Are you procrastinating because a part of you believes your work is not good enough? Read on…
Jim writes:
I procrastinated for months on delivering a project to a client. Finally I got to it yesterday, and as I drove to his business I heard an inner voice saying “I don’t believe my work is good enough.”
This didn’t feel like the critic. It felt like a belief. I tried to respond with an accepting “welcome” in the way you suggest. I’m wondering, do I need to do more? Is this enough?
Dear Jim:
So as you drove to your client’s business, you realized something about why you had procrastinated for so long. It’s because “something in you” has a belief that your work isn’t good enough. Very good so far!
How would you work with this?
To start with, I’d try saying it this way: “Something in me believes that my work isn’t good enough.”
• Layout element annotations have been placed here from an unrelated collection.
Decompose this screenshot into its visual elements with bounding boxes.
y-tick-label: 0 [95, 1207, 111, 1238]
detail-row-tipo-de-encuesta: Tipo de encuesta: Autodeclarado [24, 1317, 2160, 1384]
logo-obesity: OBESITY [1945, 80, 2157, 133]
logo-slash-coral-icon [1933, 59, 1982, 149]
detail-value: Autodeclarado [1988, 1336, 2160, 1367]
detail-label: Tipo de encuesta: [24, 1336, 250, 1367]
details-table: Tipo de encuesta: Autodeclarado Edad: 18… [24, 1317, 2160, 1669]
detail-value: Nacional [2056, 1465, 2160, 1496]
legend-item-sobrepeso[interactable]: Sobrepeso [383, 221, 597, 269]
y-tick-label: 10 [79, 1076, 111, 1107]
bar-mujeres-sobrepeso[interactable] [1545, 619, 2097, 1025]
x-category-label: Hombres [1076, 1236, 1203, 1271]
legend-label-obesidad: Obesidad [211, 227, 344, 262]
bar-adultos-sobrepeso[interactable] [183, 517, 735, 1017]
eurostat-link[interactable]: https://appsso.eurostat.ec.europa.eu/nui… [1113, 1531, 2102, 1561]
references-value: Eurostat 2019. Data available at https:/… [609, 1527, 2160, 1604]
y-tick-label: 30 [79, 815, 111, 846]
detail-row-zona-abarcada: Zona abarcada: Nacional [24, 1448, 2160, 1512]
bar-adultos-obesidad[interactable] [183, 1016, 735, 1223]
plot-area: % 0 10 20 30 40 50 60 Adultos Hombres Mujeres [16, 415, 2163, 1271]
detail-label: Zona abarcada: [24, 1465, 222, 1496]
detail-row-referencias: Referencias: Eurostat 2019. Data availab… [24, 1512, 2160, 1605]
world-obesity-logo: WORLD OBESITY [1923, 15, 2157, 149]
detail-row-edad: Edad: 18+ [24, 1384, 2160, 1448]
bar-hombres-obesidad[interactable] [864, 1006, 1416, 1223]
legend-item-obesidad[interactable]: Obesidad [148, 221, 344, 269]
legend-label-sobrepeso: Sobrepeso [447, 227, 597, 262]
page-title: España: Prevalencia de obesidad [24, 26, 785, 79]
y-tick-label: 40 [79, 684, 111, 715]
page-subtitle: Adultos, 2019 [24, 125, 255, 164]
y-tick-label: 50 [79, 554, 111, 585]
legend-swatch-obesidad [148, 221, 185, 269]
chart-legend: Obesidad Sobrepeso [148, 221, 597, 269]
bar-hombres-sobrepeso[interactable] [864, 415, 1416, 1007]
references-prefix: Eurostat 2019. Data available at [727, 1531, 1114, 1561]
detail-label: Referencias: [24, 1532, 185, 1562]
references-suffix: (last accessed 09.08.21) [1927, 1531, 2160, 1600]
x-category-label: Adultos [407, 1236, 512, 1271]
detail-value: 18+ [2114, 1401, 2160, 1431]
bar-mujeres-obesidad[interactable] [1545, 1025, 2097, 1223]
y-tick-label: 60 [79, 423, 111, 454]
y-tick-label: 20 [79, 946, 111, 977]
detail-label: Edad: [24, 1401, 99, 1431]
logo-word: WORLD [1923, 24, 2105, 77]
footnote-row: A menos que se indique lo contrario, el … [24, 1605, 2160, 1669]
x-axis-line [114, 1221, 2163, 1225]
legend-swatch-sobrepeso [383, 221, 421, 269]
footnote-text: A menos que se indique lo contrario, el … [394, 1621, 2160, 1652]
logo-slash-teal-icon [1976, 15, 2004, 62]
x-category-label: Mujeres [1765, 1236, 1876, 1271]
That phrasing allows you to start forming a compassionate relationship with the part of you that has the belief.
There’s an exciting difference between “the belief” and “the part of me that has the belief.” How can you form a relationship with a belief? But the part that has the belief… that’s another matter!
This part has the belief for a reason… it has a history… maybe some hard things happened a long time ago… maybe it’s trying to protect you from being rejected… there’s so much potential when we call it “a part that has the belief” rather than “a belief.”
So after you say “Something in me believes that my work isn’t good enough,” pause and bring gentle awareness to that part. It probably feels something like downtrodden… ashamed… shy… You’ll find the right words when you spend time with it.
And whatever it actually feels, you will say to it very kindly, “Yes, I get it, that’s how you feel…” and then sense again.
It’s amazing what can happen when we listen compassionately to ourselves. I see “miracles” all the time.